Bullying maupun cyberbullying merupakan tindakan kekerasan yang berbahaya karena dapat menimbulkan berbagai dampak negatif, baik bagi korban, pelaku, maupun lingkungan sekitarnya. Bagi korban, bullying dapat menyebabkan luka batin yang mendalam seperti rasa rendah diri, kehilangan kepercayaan diri, ketakutan, hingga trauma psikologis jangka panjang. Korban sering merasa terisolasi dan tidak berharga, bahkan dalam kasus ekstrem dapat mengalami depresi berat yang berujung pada keinginan untuk bunuh diri. Selain itu, bullying juga berdampak pada kesehatan fisik korban, seperti gangguan tidur, sakit kepala, serta menurunnya daya tahan tubuh akibat stres berkepanjangan. Di sisi lain, pelaku bullying juga berpotensi mengalami dampak buruk karena terbiasa menggunakan kekerasan sebagai cara untuk memecahkan masalah, kehilangan empati, serta berisiko terlibat dalam tindakan kriminal di kemudian hari. Lingkungan sosial, seperti sekolah dan masyarakat, juga ikut terdampak karena munculnya rasa tidak aman, menurunnya solidaritas, dan terciptanya budaya kekerasan yang merusak keharmonisan sosial. Dengan demikian, bullying bukan hanya perbuatan yang melanggar norma sosial, tetapi juga ancaman serius terhadap kesehatan mental dan moral generasi muda, sehingga pencegahan dan penanganan yang tegas sangat diperlukan.

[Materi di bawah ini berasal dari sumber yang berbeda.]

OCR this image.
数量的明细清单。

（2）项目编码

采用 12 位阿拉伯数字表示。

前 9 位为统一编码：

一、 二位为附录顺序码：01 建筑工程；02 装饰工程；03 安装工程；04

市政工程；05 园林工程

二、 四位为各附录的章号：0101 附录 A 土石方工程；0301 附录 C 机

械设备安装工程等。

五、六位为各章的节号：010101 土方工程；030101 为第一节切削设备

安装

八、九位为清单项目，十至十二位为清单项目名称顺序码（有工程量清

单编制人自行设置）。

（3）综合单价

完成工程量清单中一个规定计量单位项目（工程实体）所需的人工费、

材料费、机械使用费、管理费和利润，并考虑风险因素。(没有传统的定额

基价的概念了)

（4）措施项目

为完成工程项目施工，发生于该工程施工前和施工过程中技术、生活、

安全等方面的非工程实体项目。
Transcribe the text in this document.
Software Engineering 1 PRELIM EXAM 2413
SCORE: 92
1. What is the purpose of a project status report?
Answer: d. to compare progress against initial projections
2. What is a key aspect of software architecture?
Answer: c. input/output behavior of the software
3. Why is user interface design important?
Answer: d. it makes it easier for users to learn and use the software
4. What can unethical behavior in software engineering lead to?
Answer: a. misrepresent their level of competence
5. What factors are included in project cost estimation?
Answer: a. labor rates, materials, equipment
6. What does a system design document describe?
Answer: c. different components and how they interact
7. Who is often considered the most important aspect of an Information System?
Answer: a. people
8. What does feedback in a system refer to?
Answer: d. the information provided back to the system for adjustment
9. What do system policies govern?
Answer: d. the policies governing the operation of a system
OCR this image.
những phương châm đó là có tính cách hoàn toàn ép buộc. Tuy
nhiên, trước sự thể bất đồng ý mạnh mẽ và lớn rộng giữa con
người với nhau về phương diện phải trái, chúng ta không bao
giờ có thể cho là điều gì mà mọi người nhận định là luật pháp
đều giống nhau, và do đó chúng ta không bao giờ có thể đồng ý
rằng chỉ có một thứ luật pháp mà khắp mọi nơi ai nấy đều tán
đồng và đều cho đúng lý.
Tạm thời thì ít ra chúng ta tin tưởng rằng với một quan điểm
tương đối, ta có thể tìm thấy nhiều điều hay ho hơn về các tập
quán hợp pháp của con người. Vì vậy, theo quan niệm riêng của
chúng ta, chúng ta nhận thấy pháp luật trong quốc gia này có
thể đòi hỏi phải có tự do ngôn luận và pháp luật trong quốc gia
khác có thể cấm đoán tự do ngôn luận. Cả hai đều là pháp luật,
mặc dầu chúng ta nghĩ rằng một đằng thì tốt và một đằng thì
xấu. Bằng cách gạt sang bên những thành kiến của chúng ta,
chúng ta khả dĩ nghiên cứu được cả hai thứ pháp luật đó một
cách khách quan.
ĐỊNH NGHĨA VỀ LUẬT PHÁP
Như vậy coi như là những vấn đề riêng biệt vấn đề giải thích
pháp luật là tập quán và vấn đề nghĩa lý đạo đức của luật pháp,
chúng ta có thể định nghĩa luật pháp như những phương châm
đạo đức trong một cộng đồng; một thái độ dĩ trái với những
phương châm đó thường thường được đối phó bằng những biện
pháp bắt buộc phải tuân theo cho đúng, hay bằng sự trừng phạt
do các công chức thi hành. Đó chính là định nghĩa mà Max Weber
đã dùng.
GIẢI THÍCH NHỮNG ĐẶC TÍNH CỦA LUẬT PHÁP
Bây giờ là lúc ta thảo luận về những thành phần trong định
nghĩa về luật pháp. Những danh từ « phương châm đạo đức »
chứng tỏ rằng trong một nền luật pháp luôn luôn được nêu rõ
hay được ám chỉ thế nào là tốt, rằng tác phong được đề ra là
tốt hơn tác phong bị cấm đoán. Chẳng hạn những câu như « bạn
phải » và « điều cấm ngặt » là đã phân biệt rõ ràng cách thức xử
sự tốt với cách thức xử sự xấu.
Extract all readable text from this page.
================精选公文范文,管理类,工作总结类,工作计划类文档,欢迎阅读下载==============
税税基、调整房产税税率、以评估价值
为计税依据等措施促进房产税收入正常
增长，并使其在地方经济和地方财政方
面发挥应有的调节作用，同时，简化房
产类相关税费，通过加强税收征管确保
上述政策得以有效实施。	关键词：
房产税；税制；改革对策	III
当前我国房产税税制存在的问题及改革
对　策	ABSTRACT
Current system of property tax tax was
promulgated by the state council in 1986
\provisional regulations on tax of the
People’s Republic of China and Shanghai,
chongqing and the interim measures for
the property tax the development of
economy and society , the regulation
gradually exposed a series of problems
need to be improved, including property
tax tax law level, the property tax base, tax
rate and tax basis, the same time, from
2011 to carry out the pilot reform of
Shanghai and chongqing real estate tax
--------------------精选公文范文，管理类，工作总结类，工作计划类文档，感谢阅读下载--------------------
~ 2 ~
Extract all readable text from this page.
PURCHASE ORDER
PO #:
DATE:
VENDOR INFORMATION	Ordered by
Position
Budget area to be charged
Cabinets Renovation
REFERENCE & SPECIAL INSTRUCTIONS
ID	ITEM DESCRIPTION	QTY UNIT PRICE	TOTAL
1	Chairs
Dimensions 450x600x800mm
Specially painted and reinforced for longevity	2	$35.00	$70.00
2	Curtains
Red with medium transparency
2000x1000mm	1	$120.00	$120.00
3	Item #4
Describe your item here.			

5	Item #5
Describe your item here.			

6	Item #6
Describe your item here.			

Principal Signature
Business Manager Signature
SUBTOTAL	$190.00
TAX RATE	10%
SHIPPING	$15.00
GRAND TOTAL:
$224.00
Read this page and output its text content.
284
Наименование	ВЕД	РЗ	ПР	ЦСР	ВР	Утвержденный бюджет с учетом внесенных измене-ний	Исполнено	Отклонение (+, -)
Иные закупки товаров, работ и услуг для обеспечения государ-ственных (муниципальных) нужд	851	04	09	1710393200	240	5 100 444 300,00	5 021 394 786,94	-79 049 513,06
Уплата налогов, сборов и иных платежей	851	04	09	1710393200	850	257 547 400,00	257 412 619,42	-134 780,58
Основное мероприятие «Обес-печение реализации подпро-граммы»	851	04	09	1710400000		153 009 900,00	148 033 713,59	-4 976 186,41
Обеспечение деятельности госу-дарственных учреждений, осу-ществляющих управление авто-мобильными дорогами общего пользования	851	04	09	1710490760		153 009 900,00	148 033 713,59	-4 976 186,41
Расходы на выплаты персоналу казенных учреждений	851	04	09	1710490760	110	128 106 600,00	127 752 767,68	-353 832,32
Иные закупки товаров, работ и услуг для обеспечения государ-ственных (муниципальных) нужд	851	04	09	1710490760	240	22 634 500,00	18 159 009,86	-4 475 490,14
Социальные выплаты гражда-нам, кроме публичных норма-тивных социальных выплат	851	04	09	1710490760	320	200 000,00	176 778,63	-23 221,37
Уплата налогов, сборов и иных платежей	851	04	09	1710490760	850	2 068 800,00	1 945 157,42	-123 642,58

Sehingga peraturan perundang-undangan di Indonesia telah mengatur secara tegas mengenai tindakan bullying maupun cyberbullying karena keduanya dianggap sebagai bentuk kekerasan yang dapat merugikan fisik dan psikis korban. Salah satu dasar hukum utama adalah Undang-Undang Nomor 35 Tahun 2014 tentang Perlindungan Anak, khususnya Pasal 76C dan Pasal 80, yang melarang setiap orang melakukan kekerasan terhadap anak dan memberikan sanksi pidana bagi pelanggarnya. Ketentuan ini menegaskan bahwa tindakan perundungan terhadap anak, baik secara fisik maupun psikis, merupakan pelanggaran hukum. Selain itu, dalam ranah digital, Undang-Undang Nomor 19 Tahun 2016 tentang Informasi dan Transaksi Elektronik (UU ITE) mengatur bentuk perundungan yang dilakukan melalui media elektronik atau internet. Berdasarkan Pasal 27 ayat (3) UU ITE, setiap orang yang dengan sengaja menyebarkan informasi yang bersifat penghinaan atau pencemaran nama baik dapat dijerat pidana, termasuk dalam kategori cyberbullying. Di lingkungan pendidikan, Peraturan Menteri Pendidikan, Kebudayaan, Riset, dan Teknologi Nomor 46 Tahun 2023 juga mengatur pencegahan dan penanganan tindak kekerasan di lingkungan satuan pendidikan, yang mencakup tindakan bullying baik secara langsung maupun daring. Selain itu, beberapa ketentuan dalam Kitab Undang-Undang Hukum Pidana (KUHP) seperti Pasal 310, Pasal 315, Pasal 335, dan Pasal 351 juga dapat digunakan untuk menjerat pelaku bullying yang melakukan penghinaan, ancaman, atau penganiayaan. Dengan demikian, berbagai regulasi tersebut menunjukkan bahwa pemerintah Indonesia memiliki komitmen kuat dalam melindungi masyarakat, terutama anak-anak, dari segala bentuk kekerasan dan perundungan baik di dunia nyata maupun di ruang digital.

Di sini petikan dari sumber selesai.